“We who lived in concentration camps can remember the men who walked through the huts comforting others, giving away their last piece of bread. They may have been few in number, but they offer sufficient proof that everything can be taken away from a man but one thing: the last of the human freedoms—to choose one’s attitude in any given set of circumstances, to choose one’s own way.” (Viktor Frankl in Man’s Search for Meaning).
When I came across this statement by Viktor Frankl again after many years, I was instantly reminded of a story and a picture. The story is about my father, an Army chaplain who was taken prisoner in Germany during WWII while serving as a medic and placed in a prisoner of war camp. Accounts from several prisoners mentioned that Chaplain Koskamp saved his rations for men who were weaker.
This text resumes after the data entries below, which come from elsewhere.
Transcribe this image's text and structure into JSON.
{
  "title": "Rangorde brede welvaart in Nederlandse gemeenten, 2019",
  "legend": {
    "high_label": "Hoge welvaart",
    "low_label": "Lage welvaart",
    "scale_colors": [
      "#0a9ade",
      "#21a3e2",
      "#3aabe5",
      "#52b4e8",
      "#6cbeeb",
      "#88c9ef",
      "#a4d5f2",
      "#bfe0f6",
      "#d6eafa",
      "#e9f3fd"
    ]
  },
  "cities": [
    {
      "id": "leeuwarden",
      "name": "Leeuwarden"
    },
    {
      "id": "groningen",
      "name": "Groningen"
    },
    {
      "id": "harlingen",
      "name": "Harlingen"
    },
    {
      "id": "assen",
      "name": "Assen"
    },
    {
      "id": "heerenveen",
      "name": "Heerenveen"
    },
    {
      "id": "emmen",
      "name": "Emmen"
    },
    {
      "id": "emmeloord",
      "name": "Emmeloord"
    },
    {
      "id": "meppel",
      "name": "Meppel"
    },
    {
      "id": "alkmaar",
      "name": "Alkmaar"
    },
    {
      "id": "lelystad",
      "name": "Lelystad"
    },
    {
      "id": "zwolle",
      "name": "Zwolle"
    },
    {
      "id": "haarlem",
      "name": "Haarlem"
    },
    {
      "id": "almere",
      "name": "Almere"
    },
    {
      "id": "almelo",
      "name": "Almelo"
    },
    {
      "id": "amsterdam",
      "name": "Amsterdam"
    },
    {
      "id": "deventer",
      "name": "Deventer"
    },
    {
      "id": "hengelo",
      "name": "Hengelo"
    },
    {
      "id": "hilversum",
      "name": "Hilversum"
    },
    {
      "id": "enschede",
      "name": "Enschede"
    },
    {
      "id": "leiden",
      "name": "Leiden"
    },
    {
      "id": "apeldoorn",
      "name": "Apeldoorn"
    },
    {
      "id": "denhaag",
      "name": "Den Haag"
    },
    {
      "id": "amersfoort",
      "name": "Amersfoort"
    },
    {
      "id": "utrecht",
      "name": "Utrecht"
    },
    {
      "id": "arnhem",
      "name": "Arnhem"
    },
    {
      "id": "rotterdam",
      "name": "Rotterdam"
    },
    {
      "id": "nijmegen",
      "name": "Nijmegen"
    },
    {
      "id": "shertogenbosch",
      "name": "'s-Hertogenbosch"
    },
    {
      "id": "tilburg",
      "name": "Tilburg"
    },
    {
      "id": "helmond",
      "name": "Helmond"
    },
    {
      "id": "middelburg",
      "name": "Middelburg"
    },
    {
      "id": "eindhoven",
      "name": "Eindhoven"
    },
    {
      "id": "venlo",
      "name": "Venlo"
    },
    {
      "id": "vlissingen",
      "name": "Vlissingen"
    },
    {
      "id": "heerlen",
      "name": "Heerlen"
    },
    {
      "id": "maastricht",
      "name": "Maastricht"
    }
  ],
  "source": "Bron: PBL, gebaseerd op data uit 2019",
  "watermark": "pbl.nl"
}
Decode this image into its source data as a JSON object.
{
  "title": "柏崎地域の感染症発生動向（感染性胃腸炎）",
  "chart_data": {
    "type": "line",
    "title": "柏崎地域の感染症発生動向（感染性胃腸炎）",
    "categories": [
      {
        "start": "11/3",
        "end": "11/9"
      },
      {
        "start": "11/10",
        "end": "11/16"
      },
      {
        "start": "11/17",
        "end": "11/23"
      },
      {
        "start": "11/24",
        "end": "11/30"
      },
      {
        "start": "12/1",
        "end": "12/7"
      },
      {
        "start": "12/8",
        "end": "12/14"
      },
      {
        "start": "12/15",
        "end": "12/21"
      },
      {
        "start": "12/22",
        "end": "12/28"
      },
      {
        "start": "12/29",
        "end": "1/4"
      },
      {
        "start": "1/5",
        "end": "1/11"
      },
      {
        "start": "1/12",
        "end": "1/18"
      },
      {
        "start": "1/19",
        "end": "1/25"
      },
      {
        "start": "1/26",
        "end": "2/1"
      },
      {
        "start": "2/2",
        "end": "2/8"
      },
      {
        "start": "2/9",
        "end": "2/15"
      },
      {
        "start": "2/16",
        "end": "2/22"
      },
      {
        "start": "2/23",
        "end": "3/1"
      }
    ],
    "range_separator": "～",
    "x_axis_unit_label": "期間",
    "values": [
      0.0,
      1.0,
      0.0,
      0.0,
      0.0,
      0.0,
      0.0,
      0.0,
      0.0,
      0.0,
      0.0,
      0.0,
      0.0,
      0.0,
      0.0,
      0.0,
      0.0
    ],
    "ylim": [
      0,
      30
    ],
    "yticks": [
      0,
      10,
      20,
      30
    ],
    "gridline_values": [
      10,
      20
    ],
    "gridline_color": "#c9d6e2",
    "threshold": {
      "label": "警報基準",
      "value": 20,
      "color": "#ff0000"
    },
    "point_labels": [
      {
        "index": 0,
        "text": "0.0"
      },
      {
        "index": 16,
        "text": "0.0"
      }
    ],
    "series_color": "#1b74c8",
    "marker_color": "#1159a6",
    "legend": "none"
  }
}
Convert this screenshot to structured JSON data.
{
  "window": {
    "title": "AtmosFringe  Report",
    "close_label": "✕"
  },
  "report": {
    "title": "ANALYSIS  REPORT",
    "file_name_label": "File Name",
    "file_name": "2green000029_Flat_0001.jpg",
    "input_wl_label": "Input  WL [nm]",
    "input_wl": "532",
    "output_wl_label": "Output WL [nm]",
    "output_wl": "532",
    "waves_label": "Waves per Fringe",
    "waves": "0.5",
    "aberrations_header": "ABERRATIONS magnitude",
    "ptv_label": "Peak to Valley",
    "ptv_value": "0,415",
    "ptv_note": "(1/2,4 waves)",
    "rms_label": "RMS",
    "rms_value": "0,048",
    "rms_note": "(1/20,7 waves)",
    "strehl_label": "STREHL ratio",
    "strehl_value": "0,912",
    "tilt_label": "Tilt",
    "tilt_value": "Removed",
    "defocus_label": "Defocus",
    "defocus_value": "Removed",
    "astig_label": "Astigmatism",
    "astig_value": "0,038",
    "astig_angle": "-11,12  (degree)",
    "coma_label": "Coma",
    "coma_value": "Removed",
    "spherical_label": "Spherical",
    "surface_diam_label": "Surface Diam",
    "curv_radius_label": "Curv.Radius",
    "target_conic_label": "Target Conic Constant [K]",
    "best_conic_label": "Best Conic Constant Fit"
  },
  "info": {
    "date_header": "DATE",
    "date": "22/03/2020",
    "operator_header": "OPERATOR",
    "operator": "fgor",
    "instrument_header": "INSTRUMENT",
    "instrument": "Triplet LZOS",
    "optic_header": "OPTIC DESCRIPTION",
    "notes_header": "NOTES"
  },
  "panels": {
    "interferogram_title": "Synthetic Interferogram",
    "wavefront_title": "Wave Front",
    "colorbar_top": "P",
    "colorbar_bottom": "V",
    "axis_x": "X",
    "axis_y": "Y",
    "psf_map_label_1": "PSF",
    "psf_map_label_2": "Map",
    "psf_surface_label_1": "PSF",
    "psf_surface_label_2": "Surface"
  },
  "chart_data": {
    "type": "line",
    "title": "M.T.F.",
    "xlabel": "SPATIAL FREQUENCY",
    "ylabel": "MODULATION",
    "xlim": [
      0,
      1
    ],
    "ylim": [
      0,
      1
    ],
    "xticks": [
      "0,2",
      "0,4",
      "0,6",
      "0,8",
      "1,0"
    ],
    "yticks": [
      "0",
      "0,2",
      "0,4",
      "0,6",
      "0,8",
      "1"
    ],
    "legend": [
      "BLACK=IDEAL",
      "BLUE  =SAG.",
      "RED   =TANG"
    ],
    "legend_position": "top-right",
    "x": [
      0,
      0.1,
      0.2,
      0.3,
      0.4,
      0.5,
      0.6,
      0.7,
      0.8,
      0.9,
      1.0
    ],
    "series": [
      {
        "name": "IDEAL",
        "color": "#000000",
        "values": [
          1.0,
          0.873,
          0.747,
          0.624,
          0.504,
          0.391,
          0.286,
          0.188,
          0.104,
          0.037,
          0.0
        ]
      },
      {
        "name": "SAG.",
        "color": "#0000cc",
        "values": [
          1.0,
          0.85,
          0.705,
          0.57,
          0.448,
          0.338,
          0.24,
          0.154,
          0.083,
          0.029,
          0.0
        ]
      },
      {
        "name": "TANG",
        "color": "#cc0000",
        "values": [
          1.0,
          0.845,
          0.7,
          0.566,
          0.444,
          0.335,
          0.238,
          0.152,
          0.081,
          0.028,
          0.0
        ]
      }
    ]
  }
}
The picture is this one. Hundreds of current refugees standing behind a barbed wire fence in Europe, hoping to be allowed to continue their journey to a new life. These people are prisoners of war in nearly every sense of the word. Many stories are being told about how private citizens in European countries are bringing food and blankets to the “least of these.”
Frankl says that the lesson of the concentration camps (and POW camps) is that we can choose our own attitudes and our own way. What lesson will we as individuals and as Americans learn from the mass migration of millions of people from their war-torn homes to freedom?
Will our instinct be to guard ourselves or to help others? Will we save our bread so we can share it? Or will we hoard that bread for ourselves? Will our instinct be to liberate these men, women, and children? Or will we conveniently turn our heads and shut them out of our minds? How will we use our last human freedom: choice?